Shadow health secretary Andy Burnham demanded the full details be published before the general election. He said: ‘The public, who have paid for these reports, have a right to see them before they go to vote.
‘Health secretary Jeremy Hunt likes to lecture the NHS about transparency, but it is clear he doesn’t put his money where his mouth is. He must make immediate arrangements to publish all of these reports or people will conclude he’s a hypocrite.’
KPMG, whose advisers include former NHS chief executive David Nicholson, was paid a total of £10,282,593 to produce reports into the ‘long term affordability’ of the NHS in eleven areas of the country last year.
One report covering Staffordshire, leaked to a Labour MP, said NHS managers should ‘investigate the feasibility’ of stripping Stafford hospital of all its emergency services, including the A&E, and turning it into ‘an elective and rehabilitation centre’.
KPMG also recommended closing Stafford hospital beds, as well as beds in Stoke, Tamworth and Burton in the face of a £217million deficit.
It is understood that similar proposals for the other ten areas, would mean the axing of a large number of A&Es and thousands of hospital beds. So far, NHS England has refused to publish the 11 reports, despite admitting there is ‘in general a strong public interest in information being made as freely available as possible’.
Despite a freedom of information request by the Mail on Sunday, NHS England insists that releasing them now would ‘prejudice the outcome’ of work to draw up five-year plans for the areas. For these reasons, we believe withholding the information outweighs the public interest in releasing the information,’ it said.

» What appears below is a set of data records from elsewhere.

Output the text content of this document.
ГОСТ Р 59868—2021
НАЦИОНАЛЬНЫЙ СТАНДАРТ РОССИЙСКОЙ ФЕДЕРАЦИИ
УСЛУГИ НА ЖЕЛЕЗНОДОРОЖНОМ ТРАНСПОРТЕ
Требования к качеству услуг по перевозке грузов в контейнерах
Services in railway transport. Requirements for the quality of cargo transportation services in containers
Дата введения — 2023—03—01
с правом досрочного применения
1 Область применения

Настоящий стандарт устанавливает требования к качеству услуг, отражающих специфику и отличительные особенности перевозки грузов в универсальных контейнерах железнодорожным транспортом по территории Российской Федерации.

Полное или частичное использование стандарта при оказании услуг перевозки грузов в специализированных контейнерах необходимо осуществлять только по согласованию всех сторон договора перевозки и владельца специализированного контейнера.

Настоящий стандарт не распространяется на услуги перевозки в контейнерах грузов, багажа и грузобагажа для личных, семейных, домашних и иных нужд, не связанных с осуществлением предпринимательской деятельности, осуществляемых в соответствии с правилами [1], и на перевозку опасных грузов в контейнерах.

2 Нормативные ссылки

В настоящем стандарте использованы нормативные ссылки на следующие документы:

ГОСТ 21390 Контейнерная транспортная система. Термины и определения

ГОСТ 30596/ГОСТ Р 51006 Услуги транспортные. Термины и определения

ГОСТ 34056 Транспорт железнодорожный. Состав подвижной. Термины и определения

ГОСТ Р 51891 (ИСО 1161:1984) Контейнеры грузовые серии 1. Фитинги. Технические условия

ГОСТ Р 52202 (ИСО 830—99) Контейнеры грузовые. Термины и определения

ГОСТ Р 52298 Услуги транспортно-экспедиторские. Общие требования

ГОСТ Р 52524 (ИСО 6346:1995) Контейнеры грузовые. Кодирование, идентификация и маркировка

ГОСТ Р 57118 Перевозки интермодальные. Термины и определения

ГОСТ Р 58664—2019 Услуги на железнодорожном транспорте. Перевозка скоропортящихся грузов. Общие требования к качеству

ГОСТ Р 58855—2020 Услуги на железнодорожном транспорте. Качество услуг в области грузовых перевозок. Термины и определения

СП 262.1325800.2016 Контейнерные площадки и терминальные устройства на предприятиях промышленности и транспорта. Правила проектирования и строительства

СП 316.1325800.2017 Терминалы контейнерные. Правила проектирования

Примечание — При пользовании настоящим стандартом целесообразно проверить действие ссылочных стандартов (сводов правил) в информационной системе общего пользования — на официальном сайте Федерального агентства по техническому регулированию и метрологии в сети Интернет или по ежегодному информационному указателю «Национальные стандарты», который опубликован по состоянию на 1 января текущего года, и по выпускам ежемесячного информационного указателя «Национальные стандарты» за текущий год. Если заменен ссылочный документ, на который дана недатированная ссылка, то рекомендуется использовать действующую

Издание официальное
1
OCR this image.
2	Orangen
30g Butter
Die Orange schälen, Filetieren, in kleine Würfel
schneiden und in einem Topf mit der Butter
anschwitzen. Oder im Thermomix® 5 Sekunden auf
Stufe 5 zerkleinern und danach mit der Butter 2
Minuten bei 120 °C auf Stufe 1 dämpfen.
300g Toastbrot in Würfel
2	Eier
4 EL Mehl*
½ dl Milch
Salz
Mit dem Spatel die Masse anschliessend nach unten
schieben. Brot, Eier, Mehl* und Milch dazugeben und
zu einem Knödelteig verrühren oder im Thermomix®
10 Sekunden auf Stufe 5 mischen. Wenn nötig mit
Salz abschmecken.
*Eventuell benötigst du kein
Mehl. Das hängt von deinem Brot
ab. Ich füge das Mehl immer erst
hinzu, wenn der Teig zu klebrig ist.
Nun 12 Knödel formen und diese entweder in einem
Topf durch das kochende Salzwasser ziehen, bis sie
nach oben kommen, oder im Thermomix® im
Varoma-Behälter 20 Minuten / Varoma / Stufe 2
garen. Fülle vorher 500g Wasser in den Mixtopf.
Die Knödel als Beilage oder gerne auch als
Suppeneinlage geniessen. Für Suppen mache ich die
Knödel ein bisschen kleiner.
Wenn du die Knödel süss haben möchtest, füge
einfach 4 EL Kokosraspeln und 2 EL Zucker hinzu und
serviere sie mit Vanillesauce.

Stafford hospital protest camp organiser, Richard Duffy of the National Health Action Party, believes it highly likely that management consultants had recommended closures elsewhere too. ‘That seems to be the remit they were given,’ he said.
The other ten areas are: Cumbria, Eastern Cheshire, Leicestershire, Northamptonshire, Cambridge & Peterborough, Mid Essex, North-East London, South-West London, East Sussex, and Devon.